Nada also speaks on behalf of other Yemeni girls: "What about the innocence of childhood? What have the children done wrong so that you would marry them off like that?"
The video, which been seen by millions of people around the world, has put a spotlight once more on Yemen's child marriages.
It has also made Nada an online sensation, although questions have been raised: Did her story add up? Was she really being pressured to get married?
Nada's parents have repeatedly stressed they have no intention to marry her off. And Seyaj, Yemen's leading child-rights organization, said they believed portions of Nada's story were fabricated.
Yemen's history with child marriage
In deeply tribal Yemen, the issue of child marriage is extremely complicated.
In 2008, 10-year-old Nujood Ali shocked the world when she went to a court in Sanaa and asked a judge for a divorce.
After a highly publicized trial, she was granted one. She became a heroine to those trying to raise awareness about Yemen, where more than half of all young girls are married before age 18, according to Human Rights Watch.
In 2009, Yemen's parliament passed legislation raising the minimum age of marriage to 17. But conservative parliamentarians argued the bill violated Islamic law, which does not stipulate a minimum age of marriage, and the bill was never signed. Activist groups and politicians are still trying change the law, but more than 100 leading religious clerics have said restricting the age of marriage is "un-Islamic."
"The consequences of child marriage are devastating and long-lasting -- girls are removed from school, their education permanently disrupted, and many suffer chronic health problems as a result of having too many children too soon," said Liesl Gerntholtz, director of the Women's Rights Division at Human Rights Watch. "It is critical that Yemen takes immediate and concrete steps to protect girls from these abuses, including setting a minimum age of marriage."
Yemeni journalist Hind Aleryani, who interviewed Nada after the release of her video, says child marriage is a terrible problem in Yemen.
"It's common more in the poorer communities," Aleryani said. "There is a proverb, a Yemeni saying: 'Marry an 8-year-old girl, she's guaranteed,' which means the 8-year-old girl is surely a virgin. It's a disgusting saying and inhumane, but it's said by everyone and it's very well-known."
Aleryani adds, however, that there's reason for hope -- explaining how the fact there's been such a huge reaction to Nada's video proves attitudes are beginning to shift there.
"Things changed a lot after the revolution, and now people are more aware of the problem," she said. "Before we used to feel like there's no hope -- you can't do anything about it. Those conservative parties used to be stronger than us, but lately they are not."
Read the rest here.
The hell of it is, I'm far less surprised about this piece than I am dismayed and disgusted. Over the last couple of years, I've seen links to YouTube videos where imams or other islamic clerics assert that it's perfectly legal under shariah for men to marry children as young as ONE YEAR OLD. Doubtless, they're using Mohammed's marriage to Aisha (married at six years old, consummated at nine, as I understand it) as an example.

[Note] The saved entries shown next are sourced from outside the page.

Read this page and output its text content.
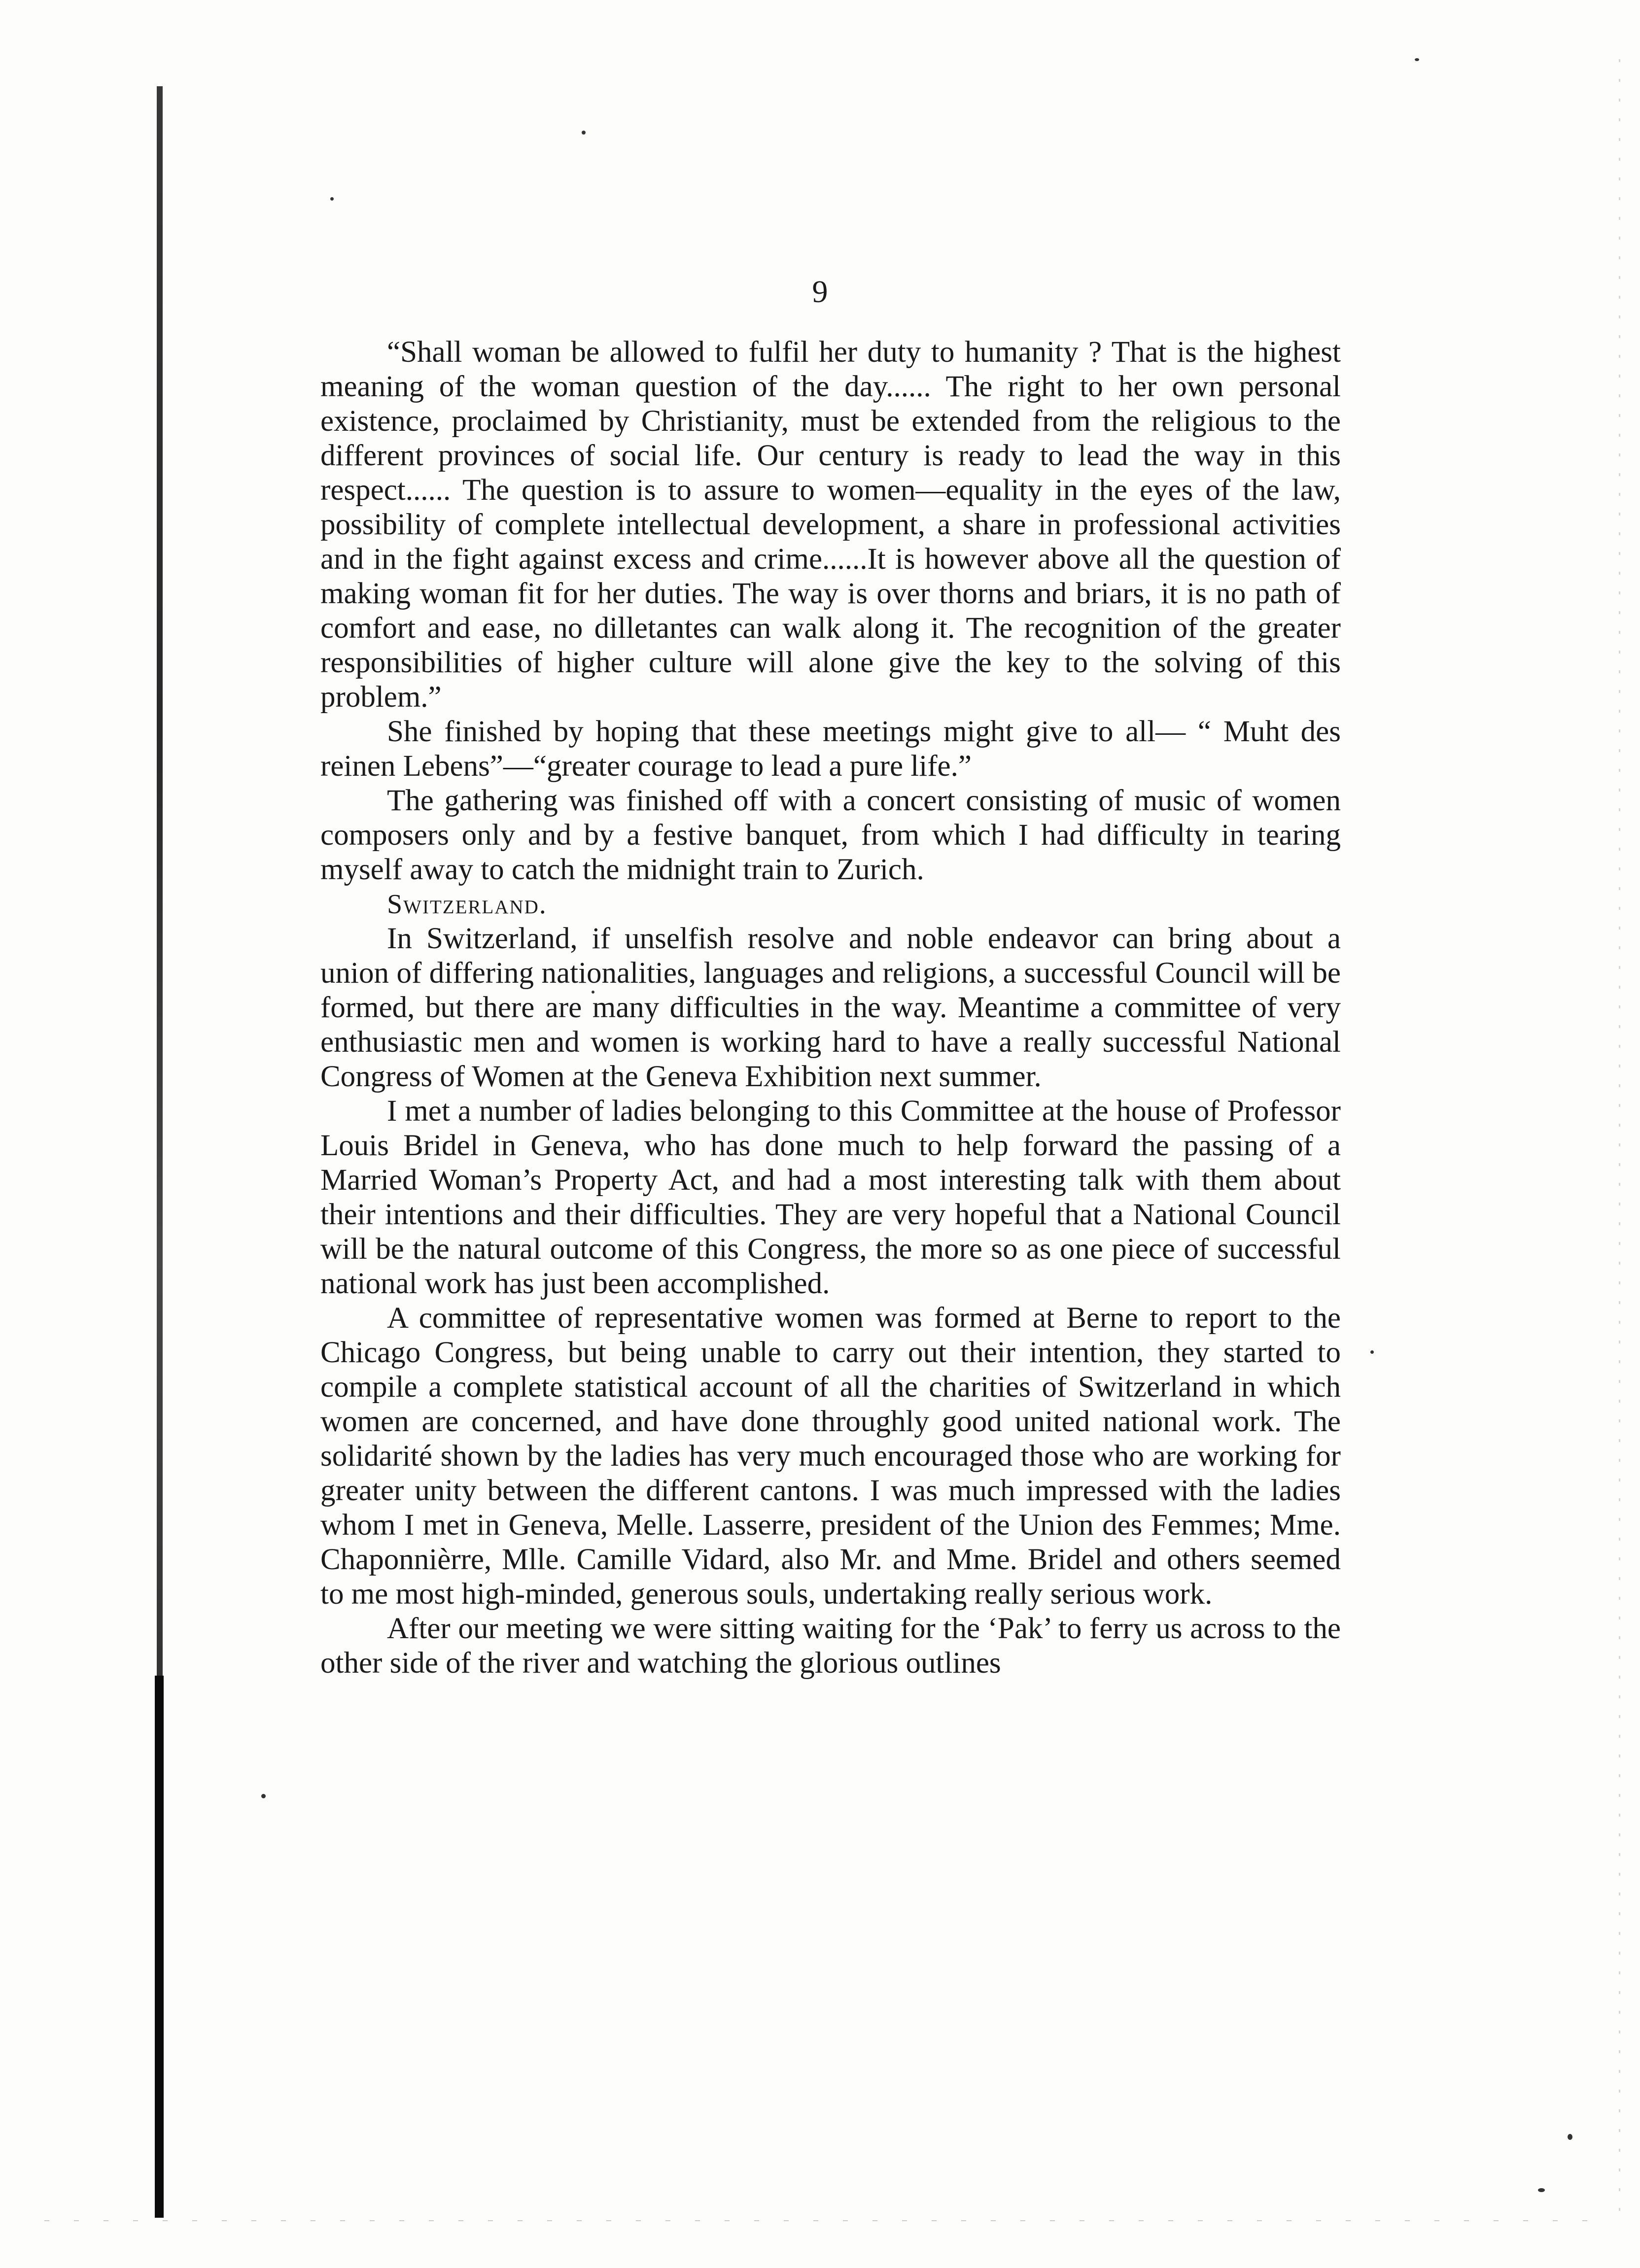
9

“Shall woman be allowed to fulfil her duty to humanity ? That is the highest meaning of the woman question of the day...... The right to her own personal existence, proclaimed by Christianity, must be extended from the religious to the different provinces of social life. Our century is ready to lead the way in this respect...... The question is to assure to women—equality in the eyes of the law, possibility of complete intellectual development, a share in professional activities and in the fight against excess and crime......It is however above all the question of making woman fit for her duties. The way is over thorns and briars, it is no path of comfort and ease, no dilletantes can walk along it. The recognition of the greater responsibilities of higher culture will alone give the key to the solving of this problem.”

She finished by hoping that these meetings might give to all— “ Muht des reinen Lebens”—“greater courage to lead a pure life.”

The gathering was finished off with a concert consisting of music of women composers only and by a festive banquet, from which I had difficulty in tearing myself away to catch the midnight train to Zurich.

Switzerland.

In Switzerland, if unselfish resolve and noble endeavor can bring about a union of differing nationalities, languages and religions, a successful Council will be formed, but there are many difficulties in the way. Meantime a committee of very enthusiastic men and women is working hard to have a really successful National Congress of Women at the Geneva Exhibition next summer.

I met a number of ladies belonging to this Committee at the house of Professor Louis Bridel in Geneva, who has done much to help forward the passing of a Married Woman’s Property Act, and had a most interesting talk with them about their intentions and their difficulties. They are very hopeful that a National Council will be the natural outcome of this Congress, the more so as one piece of successful national work has just been accomplished.

A committee of representative women was formed at Berne to report to the Chicago Congress, but being unable to carry out their intention, they started to compile a complete statistical account of all the charities of Switzerland in which women are concerned, and have done throughly good united national work. The solidarité shown by the ladies has very much encouraged those who are working for greater unity between the different cantons. I was much impressed with the ladies whom I met in Geneva, Melle. Lasserre, president of the Union des Femmes; Mme. Chaponnièrre, Mlle. Camille Vidard, also Mr. and Mme. Bridel and others seemed to me most high-minded, generous souls, undertaking really serious work.

After our meeting we were sitting waiting for the ‘Pak’ to ferry us across to the other side of the river and watching the glorious outlines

Once again we see the pattern of ANYONE other than grown men in the islamic world being treated as chattel, as property, as articles of commerce. Certainly there's hope in the the work that Liesl Gerntholtz and others like her are doing, but there is a lot of resistance as well ... and until that resistance is overcome, I expect to hear the stories about many more Nadas from places like Yemen, and indeed any place where the people are under the thumb of shariah.